Sunday, August 24, 2008

What a Great Time To Be In Detroit...

...at least if you're me. Not only is this weekend a long Labor Day break from the drudgery of nine-to-five, but I'll have a chance to flex my photography skills with two of my favorite pastimes (besides photography, of course).

This Friday through Sunday is the Detroit International Jazz Festival. It's the largest free jazz fest in the world. Some of the best jazz players alive will be performing at various venues; this year featuring players from Detroit and Philadelphia. Those that know jazz will know that these two cities have produced players that have changed the face of jazz music since King Oliver and his band, including Louis Armstrong, left New Orleans to spread the sound early in the 20th century.




On the same weekend is the Detroit Belle Isle Grand Prix; featuring roadracing sports cars (American Le Mans Series) and open wheeled racers (Indy Racing League). I will be covering and photographing the Grand Prix for a Canadian online motorsports journal; Race Family Motorsports (http://www.rfmsports.com/).

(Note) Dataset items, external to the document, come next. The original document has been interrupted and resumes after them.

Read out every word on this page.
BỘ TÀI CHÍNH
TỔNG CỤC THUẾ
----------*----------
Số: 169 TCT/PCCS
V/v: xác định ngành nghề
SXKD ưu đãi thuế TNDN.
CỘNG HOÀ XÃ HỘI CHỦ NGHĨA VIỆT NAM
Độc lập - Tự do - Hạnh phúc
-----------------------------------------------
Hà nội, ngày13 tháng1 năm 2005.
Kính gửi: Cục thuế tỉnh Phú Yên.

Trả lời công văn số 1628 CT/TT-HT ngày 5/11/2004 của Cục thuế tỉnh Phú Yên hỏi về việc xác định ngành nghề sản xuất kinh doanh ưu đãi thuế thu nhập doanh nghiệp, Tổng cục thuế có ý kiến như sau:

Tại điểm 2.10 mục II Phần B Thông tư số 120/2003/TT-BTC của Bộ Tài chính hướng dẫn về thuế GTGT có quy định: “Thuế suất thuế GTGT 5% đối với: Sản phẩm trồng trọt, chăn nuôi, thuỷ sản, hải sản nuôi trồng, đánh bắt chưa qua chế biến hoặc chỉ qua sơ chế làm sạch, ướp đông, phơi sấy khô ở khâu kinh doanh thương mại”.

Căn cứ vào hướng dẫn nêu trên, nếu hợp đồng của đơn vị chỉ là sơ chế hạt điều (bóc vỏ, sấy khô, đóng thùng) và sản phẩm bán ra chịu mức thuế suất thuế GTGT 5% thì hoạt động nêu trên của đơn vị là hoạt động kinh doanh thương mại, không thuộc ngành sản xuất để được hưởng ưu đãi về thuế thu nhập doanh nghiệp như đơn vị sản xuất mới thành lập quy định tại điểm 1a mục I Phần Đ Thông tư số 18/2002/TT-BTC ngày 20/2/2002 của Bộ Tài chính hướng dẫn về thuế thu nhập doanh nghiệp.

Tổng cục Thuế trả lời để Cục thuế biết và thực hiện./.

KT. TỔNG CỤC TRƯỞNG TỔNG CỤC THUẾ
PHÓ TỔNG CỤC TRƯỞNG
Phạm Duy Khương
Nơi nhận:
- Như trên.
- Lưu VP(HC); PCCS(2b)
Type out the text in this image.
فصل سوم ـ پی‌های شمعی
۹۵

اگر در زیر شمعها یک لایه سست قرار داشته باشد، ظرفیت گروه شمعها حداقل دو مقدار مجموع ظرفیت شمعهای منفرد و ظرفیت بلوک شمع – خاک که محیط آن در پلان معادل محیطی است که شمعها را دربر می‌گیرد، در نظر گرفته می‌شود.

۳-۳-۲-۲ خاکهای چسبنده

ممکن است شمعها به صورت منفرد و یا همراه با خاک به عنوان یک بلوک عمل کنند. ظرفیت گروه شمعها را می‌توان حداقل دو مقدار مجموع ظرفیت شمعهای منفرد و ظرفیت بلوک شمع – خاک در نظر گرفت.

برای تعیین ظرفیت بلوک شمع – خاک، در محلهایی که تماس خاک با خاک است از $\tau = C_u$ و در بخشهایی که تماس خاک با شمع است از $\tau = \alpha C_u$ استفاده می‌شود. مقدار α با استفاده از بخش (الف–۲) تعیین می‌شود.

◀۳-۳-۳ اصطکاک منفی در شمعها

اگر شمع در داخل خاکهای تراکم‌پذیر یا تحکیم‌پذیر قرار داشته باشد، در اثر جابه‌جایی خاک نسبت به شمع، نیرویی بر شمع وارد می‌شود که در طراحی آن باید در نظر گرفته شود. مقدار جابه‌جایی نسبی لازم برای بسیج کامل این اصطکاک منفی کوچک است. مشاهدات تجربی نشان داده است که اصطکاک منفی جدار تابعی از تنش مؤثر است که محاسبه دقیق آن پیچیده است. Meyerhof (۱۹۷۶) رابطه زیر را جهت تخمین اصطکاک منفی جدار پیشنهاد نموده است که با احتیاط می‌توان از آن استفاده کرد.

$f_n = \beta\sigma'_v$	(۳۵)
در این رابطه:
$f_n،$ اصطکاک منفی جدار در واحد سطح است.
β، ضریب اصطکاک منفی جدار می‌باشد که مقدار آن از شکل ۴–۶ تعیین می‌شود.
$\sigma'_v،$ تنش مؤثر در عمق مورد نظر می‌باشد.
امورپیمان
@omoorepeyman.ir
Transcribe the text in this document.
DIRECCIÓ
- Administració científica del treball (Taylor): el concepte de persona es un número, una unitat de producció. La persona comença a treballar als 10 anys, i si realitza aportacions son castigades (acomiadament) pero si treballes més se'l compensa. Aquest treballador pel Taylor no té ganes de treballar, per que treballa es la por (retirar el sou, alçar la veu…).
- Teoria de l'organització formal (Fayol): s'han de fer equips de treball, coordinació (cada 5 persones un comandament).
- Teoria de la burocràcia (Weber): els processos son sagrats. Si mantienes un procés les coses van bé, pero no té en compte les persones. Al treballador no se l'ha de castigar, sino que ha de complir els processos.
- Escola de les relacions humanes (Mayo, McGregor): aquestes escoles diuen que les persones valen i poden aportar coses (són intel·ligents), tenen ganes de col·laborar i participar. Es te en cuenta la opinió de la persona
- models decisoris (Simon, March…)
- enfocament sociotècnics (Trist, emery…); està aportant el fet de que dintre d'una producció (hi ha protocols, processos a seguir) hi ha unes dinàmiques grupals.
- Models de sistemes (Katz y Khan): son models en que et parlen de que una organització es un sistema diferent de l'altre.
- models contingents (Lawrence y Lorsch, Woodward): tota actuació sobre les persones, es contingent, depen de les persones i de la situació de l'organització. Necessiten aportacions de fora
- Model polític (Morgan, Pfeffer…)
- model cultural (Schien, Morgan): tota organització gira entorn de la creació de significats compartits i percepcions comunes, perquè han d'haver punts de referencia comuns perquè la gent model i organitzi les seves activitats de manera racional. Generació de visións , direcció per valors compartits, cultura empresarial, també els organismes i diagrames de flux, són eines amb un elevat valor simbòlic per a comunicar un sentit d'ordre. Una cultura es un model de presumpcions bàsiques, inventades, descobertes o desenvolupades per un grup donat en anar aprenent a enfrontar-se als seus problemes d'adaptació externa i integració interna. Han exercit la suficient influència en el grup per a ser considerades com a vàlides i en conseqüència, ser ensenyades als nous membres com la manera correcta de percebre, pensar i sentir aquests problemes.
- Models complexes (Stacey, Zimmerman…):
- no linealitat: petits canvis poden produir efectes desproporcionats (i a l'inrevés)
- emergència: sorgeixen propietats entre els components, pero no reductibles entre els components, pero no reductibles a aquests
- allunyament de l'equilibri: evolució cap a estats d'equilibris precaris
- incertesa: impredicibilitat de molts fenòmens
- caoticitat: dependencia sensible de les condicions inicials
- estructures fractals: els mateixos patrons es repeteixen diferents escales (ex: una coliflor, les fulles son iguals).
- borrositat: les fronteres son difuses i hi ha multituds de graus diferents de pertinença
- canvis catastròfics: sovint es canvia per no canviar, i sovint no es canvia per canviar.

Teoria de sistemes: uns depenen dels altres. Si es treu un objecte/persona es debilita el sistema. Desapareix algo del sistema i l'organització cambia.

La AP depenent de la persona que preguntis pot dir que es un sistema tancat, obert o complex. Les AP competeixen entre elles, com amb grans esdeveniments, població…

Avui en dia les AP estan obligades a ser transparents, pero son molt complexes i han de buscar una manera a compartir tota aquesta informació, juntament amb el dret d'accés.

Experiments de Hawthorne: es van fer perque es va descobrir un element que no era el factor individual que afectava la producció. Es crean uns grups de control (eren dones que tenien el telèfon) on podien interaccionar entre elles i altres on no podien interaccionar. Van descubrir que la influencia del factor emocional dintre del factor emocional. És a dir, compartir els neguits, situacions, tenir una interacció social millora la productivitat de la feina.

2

What do these two events have in common? Me, for one thing. I've been photographing motorsports since 1972 when I spent rolls of film shooting at the Canadian Grand Prix at Mosport Park in Bowmanville, Ontario. My best friend and I were so taken by the spectacle of open wheel road racing, we spent the next 8 or 10 summers running our own Formula Ford in Sports Car Club of America sanctioned events.
As far as jazz goes, I've been fascinated by it since I was 12 or 13 years old and I asked my dad for a Dave Brubeck album for my birthday (Brubeck, in his late 80's, is appearing at this years Jazz Fest).



Jazz and roadracing share other traits. Both require the ultimate in concentration and mastery. Both reward those best able to control their instruments as extensions of themselves, while improvising within a structured framework that tests both the right and left brain. Both reward their practitioners (and their fans) with the joy that comes from the supreme expression of what it means to go to the edge and dance on the precipice.


The choruses are straightaways, the verses are turns, improvise your way through them and I'll meet you at the bridge.